The scientific (as opposed to philosophical) study of the roots and paths of knowledge is epistemics (1969). Related: Epistemological; epistemologically.
epistle (n.) Look up epistle at Dictionary.com
Old English epistol, from Old French epistle, epistre (Modern French épitre), from Latin epistola "letter," from Greek epistole "message, letter, command, commission," whether verbal or in writing, from epistellein "send to," from epi "to" (see epi-) + stellein in its secondary sense of "to dispatch, send" from PIE *stel-yo-, suffixed form of root *stel- "to put, stand," with derivatives referring to a standing object or place (see stall (n.1)).

Also acquired in Old English directly from Latin as pistol. Specific sense of "letter from an apostle forming part of canonical scripture" is c.1200.
epistolary (adj.) Look up epistolary at Dictionary.com
1650s, from French épistolaire, from Latin epistolaris, from epistola (see epistle).
epistrophe (n.) Look up epistrophe at Dictionary.com
1640s, from Late Latin epistrophe, from Greek epistrophe "a turning about," from epi "upon" (see epi-) + strophe "a turning" (see strophe).
epitaph (n.) Look up epitaph at Dictionary.com
mid-14c., from Old French epitaphe (12c.) and directly from Medieval Latin epitaphium "funeral oration, eulogy," from Greek epitaphion "a funeral oration," noun use of neuter of epitaphos "of a funeral," from epi "at, over" (see epi-) + taphos "tomb, funeral rites," from PIE root *dhembh- "to bury." Among the Old English equivalents was byrgelsleoð.
epithalamium (n.) Look up epithalamium at Dictionary.com
1590s, "bridal song," from Latin epithalamium, from Greek epithalamion "a bridal song," from epi "at, upon" (see epi-) + thalamos "bridal chamber, inner chamber" (see thalamus).
epithelium (n.) Look up epithelium at Dictionary.com
1748, Modern Latin (Frederick Ruysch), from Greek epi "upon" (see epi-) + thele "teat, nipple" (see fecund). Related: Epithelial.

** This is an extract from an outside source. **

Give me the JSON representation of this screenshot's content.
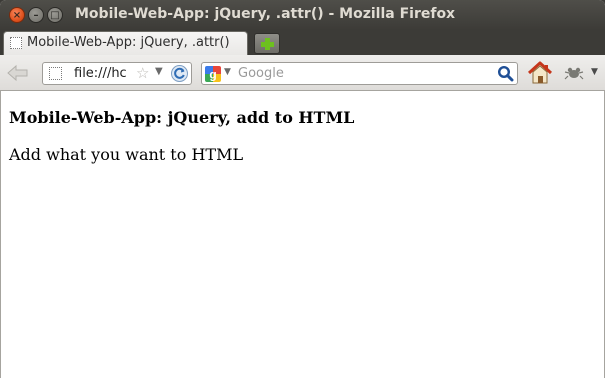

epithet (n.) Look up epithet at Dictionary.com
1570s, "descriptive name for a person or thing," from Middle French épithète or directly from Latin epitheton, from Greek epitheton "something added," adjective often used as noun, from neuter of epithetos "attributed, added," from epitithenai "to add on," from epi "in addition" (see epi-) + tithenai "to put" (see theme).
epitome (n.) Look up epitome at Dictionary.com
1520s, "an abstract; brief statement of the chief points of some writing," from Middle French épitomé (16c.), from Latin epitome "abridgment," from Greek epitome "abridgment," from epitemnein "cut short, abridge," from epi "into" (see epi-) + temnein "to cut" (see tome). Sense of "person or thing that typifies something" is first recorded c.1600.
epitomise (v.) Look up epitomise at Dictionary.com
chiefly British English spelling of epitomize. For spelling, see -ize. Related: Epitomising; epitomises.
epitomize (v.) Look up epitomize at Dictionary.com
1590s, "shorten, condense," from epitome + -ize. Meaning "typify, embody" is from 1620s. Related: Epitomized; epitomizing; epitomizes.
epizootic (n.) Look up epizootic at Dictionary.com
animal equivalent of epidemic, 1748, from French épizootique, from épizootie, irregularly formed from Greek epi (see epi-) + zoon (see zoo-).
epoch (n.) Look up epoch at Dictionary.com
1610s, epocha, "point marking the start of a new period in time" (such as the founding of Rome, the birth of Christ, the Hegira), from Late Latin epocha, from Greek epokhe "stoppage, fixed point of time," from epekhein "to pause, take up a position," from epi "on" (see epi-) + ekhein "to hold" (see scheme (n.)). Transferred sense of "a period of time" is 1620s; geological usage (not a precise measurement) is from 1802.